Wednesday, September 17, 2008

Is It Any Wonder Michigan Is Having Problems?

The state-level politicians do not appear to get "it".

See:
Nestlé gets OK to bottle more water
The approval was given after the Department of Environmental Quality determined the company's new well near Evart, and a pipeline to be built beneath wetlands in Osceola County, will not harm streams or wetlands.

Nestlé already draws water from four existing wells near its Stanwood bottling plant in west central Michigan at an average rate of 218 gallons per minute. The new well will be able to pump at 150 gallons per minute.

What my congressman does (and does not) know about energy
I confess that my expectations about energy literacy among most people are quite low. And, I wouldn't expect most members of Congress to understand energy very well either unless they serve on committees that deal with energy issues. But my congressman, Fred Upton of Michigan, is the ranking Republican member on the Subcommittee on Energy and Air Quality. So, I expected that he would have a pretty good handle on basic information about energy, at least in the United States.

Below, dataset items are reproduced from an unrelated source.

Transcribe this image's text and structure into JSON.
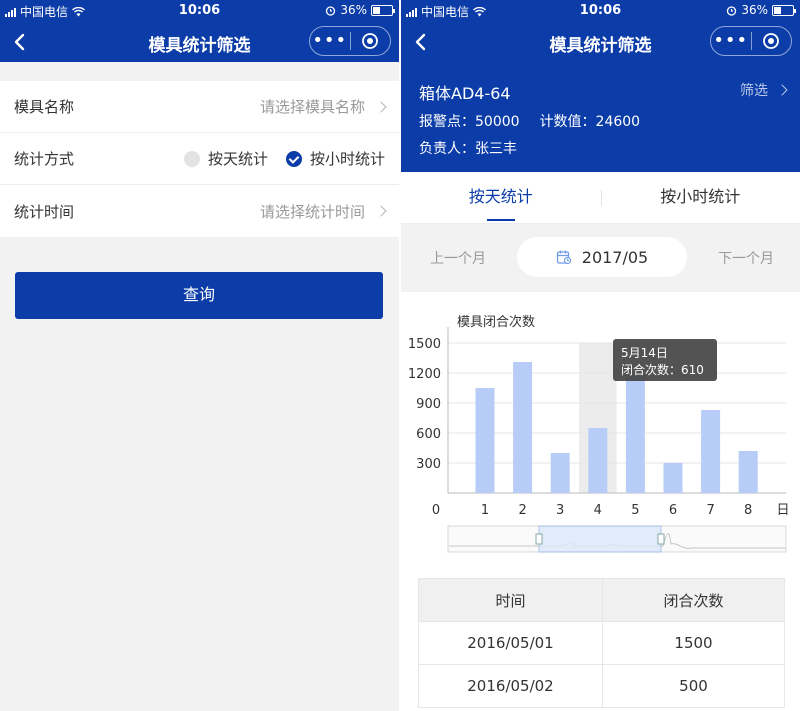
{
  "status_bar": {
    "carrier": "中国电信",
    "time": "10:06",
    "battery": "36%"
  },
  "left_screen": {
    "nav_title": "模具统计筛选",
    "form": {
      "mold_name_label": "模具名称",
      "mold_name_placeholder": "请选择模具名称",
      "stat_method_label": "统计方式",
      "option_day": "按天统计",
      "option_hour": "按小时统计",
      "selected_option": "按小时统计",
      "stat_time_label": "统计时间",
      "stat_time_placeholder": "请选择统计时间"
    },
    "query_button": "查询"
  },
  "right_screen": {
    "nav_title": "模具统计筛选",
    "info": {
      "mold_name": "箱体AD4-64",
      "filter_label": "筛选",
      "alarm_label": "报警点：50000",
      "count_label": "计数值：24600",
      "owner_label": "负责人：张三丰"
    },
    "tabs": [
      {
        "label": "按天统计",
        "active": true
      },
      {
        "label": "按小时统计",
        "active": false
      }
    ],
    "month_nav": {
      "prev": "上一个月",
      "current": "2017/05",
      "next": "下一个月"
    },
    "table": {
      "headers": [
        "时间",
        "闭合次数"
      ],
      "rows": [
        [
          "2016/05/01",
          "1500"
        ],
        [
          "2016/05/02",
          "500"
        ]
      ]
    }
  },
  "chart_data": {
    "type": "bar",
    "title": "模具闭合次数",
    "xlabel": "日",
    "ylabel": "",
    "categories": [
      "1",
      "2",
      "3",
      "4",
      "5",
      "6",
      "7",
      "8"
    ],
    "values": [
      1050,
      1310,
      400,
      650,
      1200,
      300,
      830,
      420
    ],
    "x_start_label": "0",
    "yticks": [
      1500,
      1200,
      900,
      600,
      300
    ],
    "ylim": [
      0,
      1500
    ],
    "highlighted_category": "4",
    "tooltip": {
      "title": "5月14日",
      "line": "闭合次数：610"
    },
    "bar_color": "#b7cdf7",
    "grid": true,
    "has_zoom_slider": true
  },
  "colors": {
    "primary": "#0b3ca8",
    "bar": "#b7cdf7",
    "background": "#f2f2f2"
  }
}
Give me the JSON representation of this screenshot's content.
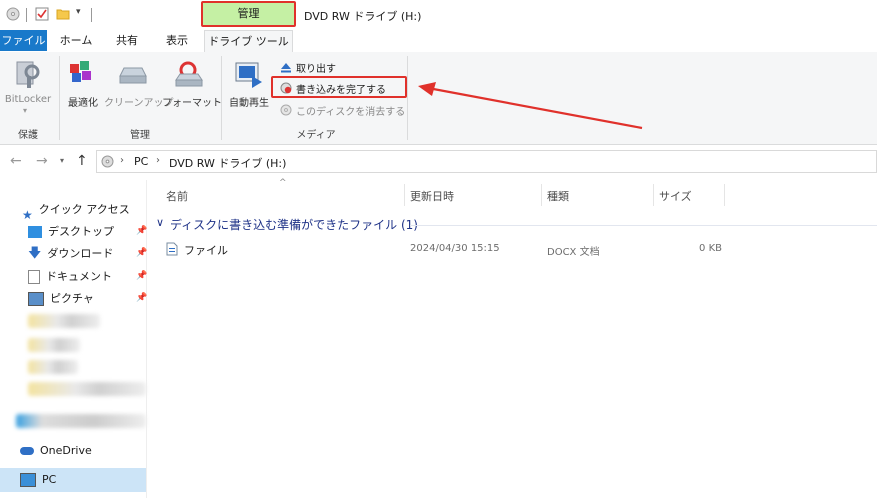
{
  "titlebar": {
    "manage_tab": "管理",
    "window_title": "DVD RW ドライブ (H:)"
  },
  "tabs": {
    "file": "ファイル",
    "home": "ホーム",
    "share": "共有",
    "view": "表示",
    "drive_tools": "ドライブ ツール"
  },
  "ribbon": {
    "bitlocker": "BitLocker",
    "protect_group": "保護",
    "optimize": "最適化",
    "cleanup": "クリーンアップ",
    "format": "フォーマット",
    "manage_group": "管理",
    "autoplay": "自動再生",
    "eject": "取り出す",
    "finish_burning": "書き込みを完了する",
    "erase_disc": "このディスクを消去する",
    "media_group": "メディア"
  },
  "address": {
    "pc": "PC",
    "drive": "DVD RW ドライブ (H:)"
  },
  "nav": {
    "quick_access": "クイック アクセス",
    "desktop": "デスクトップ",
    "downloads": "ダウンロード",
    "documents": "ドキュメント",
    "pictures": "ピクチャ",
    "onedrive": "OneDrive",
    "pc": "PC"
  },
  "columns": {
    "name": "名前",
    "modified": "更新日時",
    "type": "種類",
    "size": "サイズ"
  },
  "group_header": "ディスクに書き込む準備ができたファイル (1)",
  "files": [
    {
      "name": "ファイル",
      "modified": "2024/04/30 15:15",
      "type": "DOCX 文档",
      "size": "0 KB"
    }
  ],
  "colors": {
    "accent": "#1979ca",
    "highlight": "#e0312b",
    "manage_bg": "#c5f0a4"
  }
}
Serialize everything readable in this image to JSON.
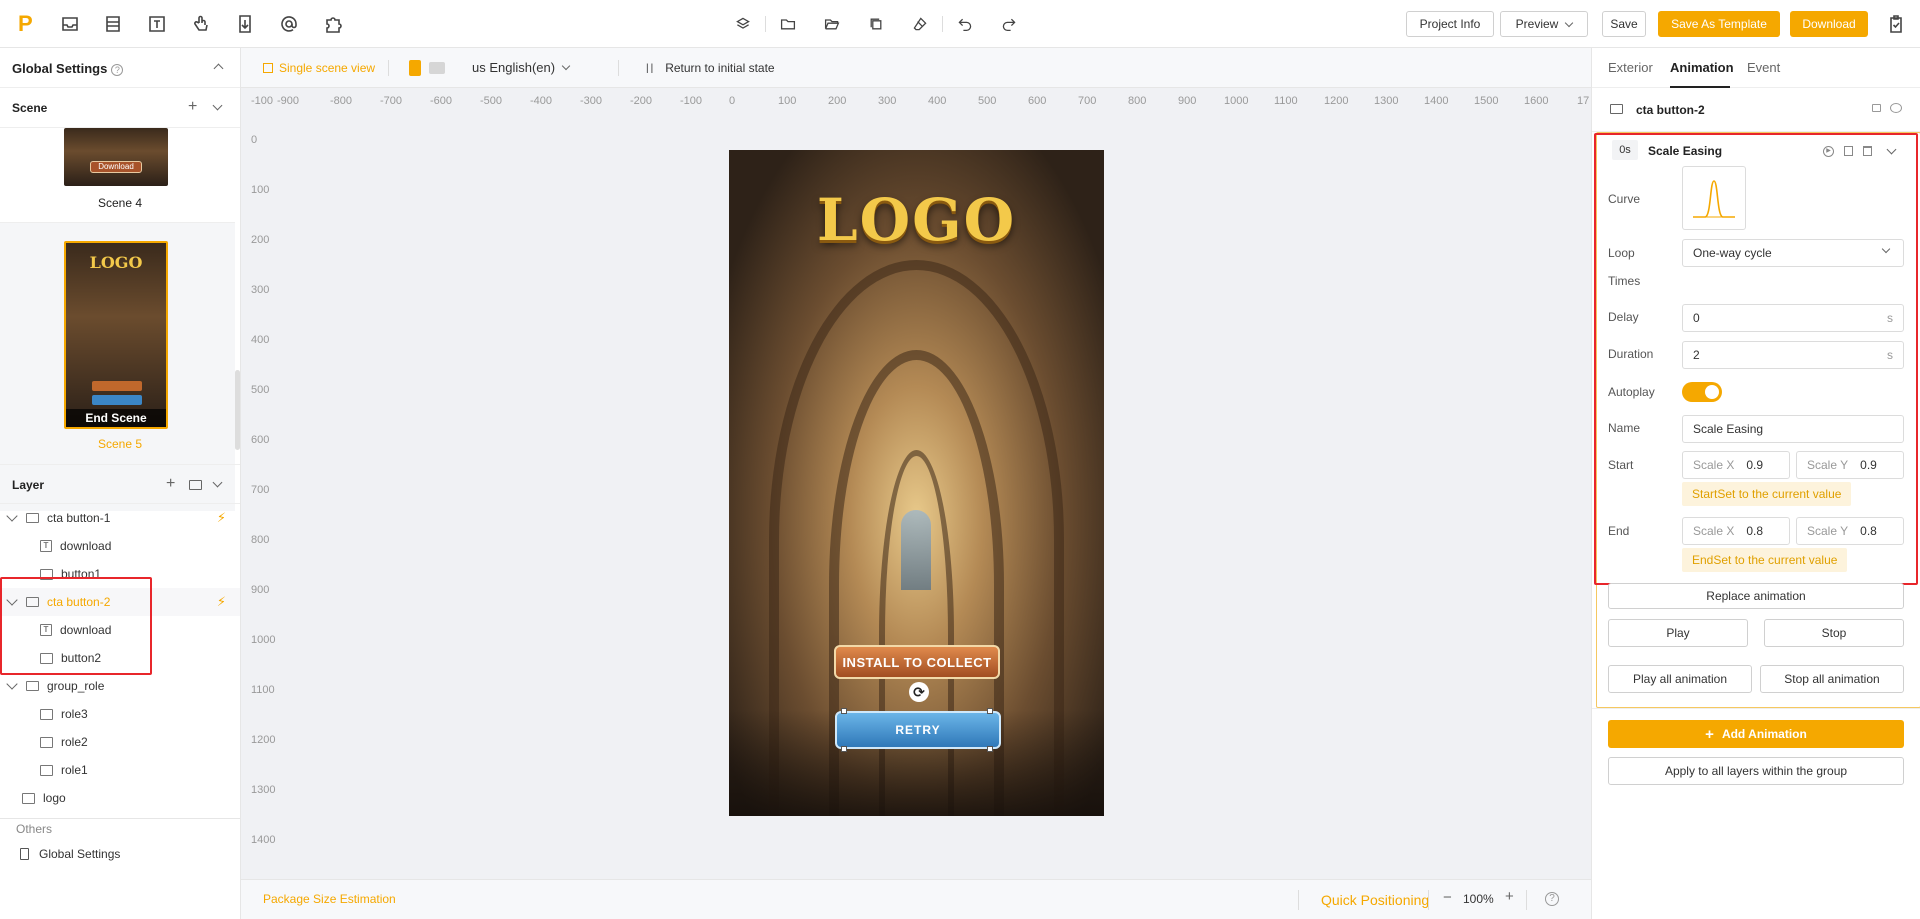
{
  "topbar": {
    "logo": "P",
    "project_info": "Project Info",
    "preview": "Preview",
    "save": "Save",
    "save_as_template": "Save As Template",
    "download": "Download"
  },
  "left": {
    "global_settings": "Global Settings",
    "scene_header": "Scene",
    "scenes": [
      {
        "label": "Scene 4",
        "badge": "Download"
      },
      {
        "label": "Scene 5",
        "badge": "End Scene",
        "logo": "LOGO"
      }
    ],
    "layer_header": "Layer",
    "layers": [
      {
        "label": "cta button-1"
      },
      {
        "label": "download"
      },
      {
        "label": "button1"
      },
      {
        "label": "cta button-2"
      },
      {
        "label": "download"
      },
      {
        "label": "button2"
      },
      {
        "label": "group_role"
      },
      {
        "label": "role3"
      },
      {
        "label": "role2"
      },
      {
        "label": "role1"
      },
      {
        "label": "logo"
      }
    ],
    "others_header": "Others",
    "others_item": "Global Settings"
  },
  "canvas": {
    "single_scene_view": "Single scene view",
    "language": "us English(en)",
    "return_initial": "Return to initial state",
    "ruler_h": [
      "-100",
      "-900",
      "-800",
      "-700",
      "-600",
      "-500",
      "-400",
      "-300",
      "-200",
      "-100",
      "0",
      "100",
      "200",
      "300",
      "400",
      "500",
      "600",
      "700",
      "800",
      "900",
      "1000",
      "1100",
      "1200",
      "1300",
      "1400",
      "1500",
      "1600",
      "17"
    ],
    "ruler_v": [
      "0",
      "100",
      "200",
      "300",
      "400",
      "500",
      "600",
      "700",
      "800",
      "900",
      "1000",
      "1100",
      "1200",
      "1300",
      "1400"
    ],
    "phone_logo": "LOGO",
    "install_btn": "INSTALL TO COLLECT",
    "retry_btn": "RETRY",
    "package_size": "Package Size Estimation",
    "quick_positioning": "Quick Positioning",
    "zoom": "100%"
  },
  "right": {
    "tabs": [
      "Exterior",
      "Animation",
      "Event"
    ],
    "layer_name": "cta button-2",
    "anim_time": "0s",
    "anim_title": "Scale Easing",
    "curve_label": "Curve",
    "loop_label": "Loop",
    "times_label": "Times",
    "loop_value": "One-way cycle",
    "delay_label": "Delay",
    "delay_value": "0",
    "duration_label": "Duration",
    "duration_value": "2",
    "unit_s": "s",
    "autoplay_label": "Autoplay",
    "name_label": "Name",
    "name_value": "Scale Easing",
    "start_label": "Start",
    "end_label": "End",
    "scale_x": "Scale X",
    "scale_y": "Scale Y",
    "start_x": "0.9",
    "start_y": "0.9",
    "end_x": "0.8",
    "end_y": "0.8",
    "start_hint": "StartSet to the current value",
    "end_hint": "EndSet to the current value",
    "replace_animation": "Replace animation",
    "play": "Play",
    "stop": "Stop",
    "play_all": "Play all animation",
    "stop_all": "Stop all animation",
    "add_animation": "Add Animation",
    "apply_all": "Apply to all layers within the group"
  },
  "colors": {
    "accent": "#f5a800",
    "highlight": "#e8262b"
  }
}
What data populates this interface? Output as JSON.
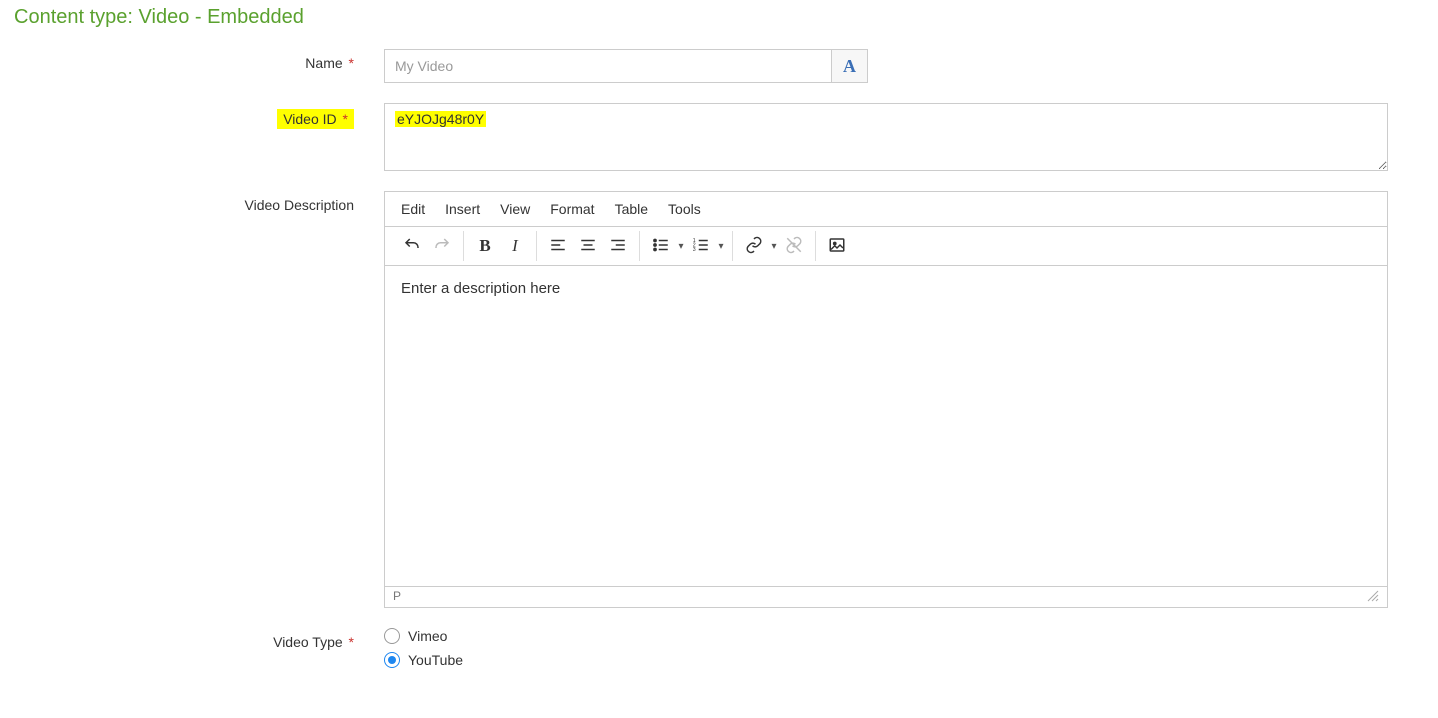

With pen and yellow pad in hand I clicked on the interview ready to take a few notes. On the first pass I thought perhaps Upton had just misspoken on some points. But as I listened again, I realized that he was confidently spouting obviously erroneous information. Here is a man who is central to energy policy in the United States speaking glibly on a broad range of energy issues who in at least two instances got important basic facts wrong and in other cases was either misinformed or misleading. If his understanding of energy issues is a proxy for those in Congress who are well-informed on energy issues, then it's no wonder federal energy policy is in the state it's in.